February 5, 2002

Don't blame it on the bonus point

As histories of Australia's failure to qualify for the VB Series finals this season begin to be written, one thing is already becoming clear. That many are keen to attribute the country's third-placed finish in the competition purely to the advent of a bonus point system.

It's an argument enjoying a wave of publicity now that a range of players, commentators and followers have all been quick to lend weight to the theory.

The problem is that, while the bandwagon gathers pace, its passengers have overlooked the real reason that Australia came to end the series behind both South Africa and New Zealand.

Instead of any grave flaw in the use of bonus points, it was actually the existence of another rule that was chiefly responsible for New Zealand's progression to the finals ahead of Australia.

By the end of the series, head-to-head results represented one of the few areas in which Stephen Fleming's charges concluded the competition with a superior record to Australia. And, in short, it was the notion that these performances were given particular weight by the tournament's lawmakers which most decisively arbitrated against the home side's participation in the finals.

In order to draw distinctions between teams which scored the same amount of points in the competition, the playing conditions drafted for the VB Series first analysed the respective sides' number of wins.

Honouring the notion that these were likely to be identical in most situations, provision was then included for the consideration of head-to-head results between them.

Accordingly, it would only have been in circumstances where the sides' head-to-head results in the series were deadlocked that any consideration of the bonus points gained by each of them would have come into play.

Albeit that it is a measure which generally provide a better reflection of sides' results against each of their opponents over the course of a competition as a whole, net run rate was relegated to the status of a fourth potential tie-breaker.
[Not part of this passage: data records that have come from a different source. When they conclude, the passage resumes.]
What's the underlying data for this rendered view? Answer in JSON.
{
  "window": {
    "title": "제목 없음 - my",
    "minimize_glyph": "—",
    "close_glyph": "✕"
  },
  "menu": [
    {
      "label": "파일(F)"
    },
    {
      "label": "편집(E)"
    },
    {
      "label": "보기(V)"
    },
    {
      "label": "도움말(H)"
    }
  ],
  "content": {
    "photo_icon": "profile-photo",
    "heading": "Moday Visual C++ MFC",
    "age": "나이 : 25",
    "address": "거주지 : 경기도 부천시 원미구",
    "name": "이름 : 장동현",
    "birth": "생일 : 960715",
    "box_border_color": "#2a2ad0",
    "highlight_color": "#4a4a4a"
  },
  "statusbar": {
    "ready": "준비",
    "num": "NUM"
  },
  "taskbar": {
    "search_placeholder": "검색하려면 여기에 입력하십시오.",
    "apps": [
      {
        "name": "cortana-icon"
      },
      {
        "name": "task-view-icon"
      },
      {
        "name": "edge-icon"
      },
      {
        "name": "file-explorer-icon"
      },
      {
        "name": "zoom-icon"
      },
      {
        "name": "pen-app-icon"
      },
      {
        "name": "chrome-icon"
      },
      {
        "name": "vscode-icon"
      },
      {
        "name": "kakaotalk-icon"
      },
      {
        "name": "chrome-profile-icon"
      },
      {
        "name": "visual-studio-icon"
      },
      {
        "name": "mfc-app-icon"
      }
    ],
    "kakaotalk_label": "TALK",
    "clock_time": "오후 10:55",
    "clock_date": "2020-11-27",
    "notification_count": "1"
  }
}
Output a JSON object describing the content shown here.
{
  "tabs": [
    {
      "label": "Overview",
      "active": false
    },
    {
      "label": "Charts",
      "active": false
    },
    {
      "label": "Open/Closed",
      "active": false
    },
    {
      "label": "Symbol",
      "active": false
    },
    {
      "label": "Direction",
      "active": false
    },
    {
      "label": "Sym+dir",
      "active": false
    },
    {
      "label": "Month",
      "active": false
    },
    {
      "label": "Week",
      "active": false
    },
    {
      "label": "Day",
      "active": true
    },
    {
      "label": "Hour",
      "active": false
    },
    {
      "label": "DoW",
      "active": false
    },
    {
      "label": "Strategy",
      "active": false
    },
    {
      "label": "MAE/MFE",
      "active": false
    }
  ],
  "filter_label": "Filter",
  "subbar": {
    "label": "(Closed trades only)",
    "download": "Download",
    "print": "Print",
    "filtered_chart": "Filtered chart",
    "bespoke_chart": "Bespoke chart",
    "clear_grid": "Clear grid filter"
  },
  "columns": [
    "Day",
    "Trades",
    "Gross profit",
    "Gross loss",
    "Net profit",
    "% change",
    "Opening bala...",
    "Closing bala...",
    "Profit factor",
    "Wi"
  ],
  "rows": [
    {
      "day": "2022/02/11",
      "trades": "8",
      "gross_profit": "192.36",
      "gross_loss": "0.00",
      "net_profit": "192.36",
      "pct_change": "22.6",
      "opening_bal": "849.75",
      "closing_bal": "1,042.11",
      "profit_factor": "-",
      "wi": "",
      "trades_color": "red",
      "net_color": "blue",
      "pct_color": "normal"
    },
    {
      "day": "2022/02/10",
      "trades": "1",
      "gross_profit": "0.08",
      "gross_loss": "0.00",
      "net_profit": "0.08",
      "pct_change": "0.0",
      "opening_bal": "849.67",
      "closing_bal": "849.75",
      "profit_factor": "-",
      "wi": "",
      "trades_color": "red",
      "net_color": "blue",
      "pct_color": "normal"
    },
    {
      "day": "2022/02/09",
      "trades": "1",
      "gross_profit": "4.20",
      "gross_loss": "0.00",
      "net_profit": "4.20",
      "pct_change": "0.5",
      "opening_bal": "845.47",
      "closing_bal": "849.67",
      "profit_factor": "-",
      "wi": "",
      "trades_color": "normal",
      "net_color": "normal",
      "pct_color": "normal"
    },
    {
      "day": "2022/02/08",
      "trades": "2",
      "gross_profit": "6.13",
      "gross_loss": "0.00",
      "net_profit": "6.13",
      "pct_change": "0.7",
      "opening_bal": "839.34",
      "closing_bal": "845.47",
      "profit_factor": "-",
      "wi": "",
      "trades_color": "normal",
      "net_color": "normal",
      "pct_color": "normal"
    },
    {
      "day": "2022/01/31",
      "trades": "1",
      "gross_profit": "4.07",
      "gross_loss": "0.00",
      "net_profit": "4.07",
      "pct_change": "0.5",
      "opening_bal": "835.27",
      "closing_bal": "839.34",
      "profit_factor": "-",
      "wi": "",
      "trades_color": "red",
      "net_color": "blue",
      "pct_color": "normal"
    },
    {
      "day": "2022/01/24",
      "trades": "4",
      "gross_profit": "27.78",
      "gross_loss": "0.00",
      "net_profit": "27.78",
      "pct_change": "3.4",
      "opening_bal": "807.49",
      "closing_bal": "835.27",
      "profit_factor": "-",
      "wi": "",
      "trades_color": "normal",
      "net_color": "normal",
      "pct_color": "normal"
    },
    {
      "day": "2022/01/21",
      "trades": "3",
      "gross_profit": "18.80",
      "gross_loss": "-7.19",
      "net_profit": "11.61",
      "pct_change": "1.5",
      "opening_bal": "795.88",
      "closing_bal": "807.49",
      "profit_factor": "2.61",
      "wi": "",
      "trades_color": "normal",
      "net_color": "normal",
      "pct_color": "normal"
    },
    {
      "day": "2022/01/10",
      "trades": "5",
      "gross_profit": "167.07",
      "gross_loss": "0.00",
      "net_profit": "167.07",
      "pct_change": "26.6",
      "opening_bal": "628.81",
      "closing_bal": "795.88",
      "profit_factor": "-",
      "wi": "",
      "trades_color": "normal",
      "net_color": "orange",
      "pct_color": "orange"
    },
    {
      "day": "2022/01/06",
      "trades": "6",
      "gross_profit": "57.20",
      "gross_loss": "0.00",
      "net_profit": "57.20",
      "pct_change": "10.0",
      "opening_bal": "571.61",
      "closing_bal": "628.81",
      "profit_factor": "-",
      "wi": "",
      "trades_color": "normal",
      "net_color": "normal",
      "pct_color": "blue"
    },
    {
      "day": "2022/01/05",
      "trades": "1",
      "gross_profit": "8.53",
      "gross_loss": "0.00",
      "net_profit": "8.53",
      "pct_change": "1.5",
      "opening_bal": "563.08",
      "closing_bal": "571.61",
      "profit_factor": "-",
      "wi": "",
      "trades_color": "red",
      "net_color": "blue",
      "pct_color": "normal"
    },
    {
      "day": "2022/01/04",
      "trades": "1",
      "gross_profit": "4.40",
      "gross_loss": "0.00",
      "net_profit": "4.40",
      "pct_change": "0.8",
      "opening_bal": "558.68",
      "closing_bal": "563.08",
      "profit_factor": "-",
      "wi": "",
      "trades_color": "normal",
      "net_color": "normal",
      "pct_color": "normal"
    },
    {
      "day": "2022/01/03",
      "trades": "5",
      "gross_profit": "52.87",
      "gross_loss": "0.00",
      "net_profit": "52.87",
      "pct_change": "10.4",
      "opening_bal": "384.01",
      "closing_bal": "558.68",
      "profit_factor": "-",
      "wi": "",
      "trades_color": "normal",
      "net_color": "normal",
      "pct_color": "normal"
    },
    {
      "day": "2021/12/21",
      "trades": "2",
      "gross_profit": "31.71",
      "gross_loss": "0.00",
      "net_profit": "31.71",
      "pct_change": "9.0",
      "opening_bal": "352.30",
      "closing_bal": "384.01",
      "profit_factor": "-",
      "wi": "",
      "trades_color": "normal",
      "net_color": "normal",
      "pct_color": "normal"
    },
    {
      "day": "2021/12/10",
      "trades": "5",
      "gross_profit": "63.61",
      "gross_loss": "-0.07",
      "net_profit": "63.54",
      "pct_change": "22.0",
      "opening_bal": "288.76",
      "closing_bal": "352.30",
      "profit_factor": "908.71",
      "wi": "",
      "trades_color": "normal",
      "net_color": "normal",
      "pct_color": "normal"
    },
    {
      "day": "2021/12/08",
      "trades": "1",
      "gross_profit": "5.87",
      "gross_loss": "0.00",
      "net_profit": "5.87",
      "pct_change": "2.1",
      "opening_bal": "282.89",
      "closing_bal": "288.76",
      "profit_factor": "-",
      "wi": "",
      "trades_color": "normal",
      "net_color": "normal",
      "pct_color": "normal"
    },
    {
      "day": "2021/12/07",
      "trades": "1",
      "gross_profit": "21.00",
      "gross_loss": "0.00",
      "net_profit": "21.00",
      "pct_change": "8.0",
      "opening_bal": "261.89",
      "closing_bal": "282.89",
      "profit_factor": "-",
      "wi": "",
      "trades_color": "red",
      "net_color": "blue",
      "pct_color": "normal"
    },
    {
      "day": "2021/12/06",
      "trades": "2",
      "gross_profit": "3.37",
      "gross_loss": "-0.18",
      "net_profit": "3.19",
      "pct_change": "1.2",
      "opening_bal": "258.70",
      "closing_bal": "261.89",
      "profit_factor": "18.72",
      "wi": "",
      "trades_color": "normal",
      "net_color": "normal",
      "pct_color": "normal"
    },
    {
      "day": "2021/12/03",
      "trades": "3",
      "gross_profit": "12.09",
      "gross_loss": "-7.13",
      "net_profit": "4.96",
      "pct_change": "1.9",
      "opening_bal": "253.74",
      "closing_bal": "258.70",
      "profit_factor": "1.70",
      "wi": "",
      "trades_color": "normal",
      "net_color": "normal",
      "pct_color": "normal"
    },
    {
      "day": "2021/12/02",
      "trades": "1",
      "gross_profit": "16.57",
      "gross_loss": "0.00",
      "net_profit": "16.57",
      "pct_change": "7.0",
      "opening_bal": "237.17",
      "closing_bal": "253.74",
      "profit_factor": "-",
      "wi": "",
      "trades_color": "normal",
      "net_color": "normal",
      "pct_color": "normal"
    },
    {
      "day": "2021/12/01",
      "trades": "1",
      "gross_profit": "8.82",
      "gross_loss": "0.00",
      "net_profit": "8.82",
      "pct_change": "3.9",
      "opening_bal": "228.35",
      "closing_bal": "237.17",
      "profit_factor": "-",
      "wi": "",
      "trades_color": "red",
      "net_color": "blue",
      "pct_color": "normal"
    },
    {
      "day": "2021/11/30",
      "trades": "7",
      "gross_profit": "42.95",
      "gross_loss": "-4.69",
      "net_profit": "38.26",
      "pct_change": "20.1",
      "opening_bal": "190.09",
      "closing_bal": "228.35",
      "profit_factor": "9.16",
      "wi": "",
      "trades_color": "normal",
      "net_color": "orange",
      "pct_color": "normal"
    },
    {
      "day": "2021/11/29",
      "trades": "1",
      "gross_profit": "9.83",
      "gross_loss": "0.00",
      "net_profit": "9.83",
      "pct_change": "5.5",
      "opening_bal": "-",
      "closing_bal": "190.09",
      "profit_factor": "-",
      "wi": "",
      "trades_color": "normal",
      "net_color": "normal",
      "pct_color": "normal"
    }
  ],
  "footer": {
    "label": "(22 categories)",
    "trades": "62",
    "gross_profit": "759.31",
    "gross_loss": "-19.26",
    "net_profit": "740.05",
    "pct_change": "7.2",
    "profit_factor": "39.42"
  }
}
Despite the fact that New Zealand possessed a worse net run rate than Australia, a worse record against South Africa, and gained no more in the way of bonus points than either of the other two teams, the priority afforded the head-to-head rule was accordingly the platform upon which the Black Caps' finals qualification was built.

The home team lost three of its four matches against New Zealand, so ensuring that its failure to qualify for the finals was far from exclusively due to the use of bonus points for the first time in the history of one-day internationals in Australia.

If the head-to-head rule had been given less emphasis in the playing conditions in the tournament, then the likelihood is that Australia would have progressed to the finals ahead of their trans-Tasman cousins. It would also have rendered needless New Zealand's decision to hand over a bonus point to South Africa in the much-discussed penultimate match of the series.

The application of the bonus point system to the one-day international arena occurred five months ago, following its successful introduction in domestic limited-overs cricket in Australia the previous year.

It has now been used in each of four one-day international tournaments.

By rewarding sides batting second for overhauling targets quickly and sides bowling second for dismissing their opponents cheaply, it has generally been depicted as a success in promoting more attacking cricket. And in maintaining greater interest in the finish of matches that would previously have dawdled their way toward lopsided conclusions.

To target it as the villain in Australia's unhappy end to the series would be to devalue its contribution to the promotion of more excitement.

It might well be valid to blame Australia's finishing position in this season's VB Series on patchy form against two excellent opponents. Or to blame it on its celebrated rotation policy and its failure to make the right adjustments to its squad at the right times. And blame can definitely be apportioned to the importance of the role of head-to-head results.

But it remains a fundamental misunderstanding to blame it on bonus points.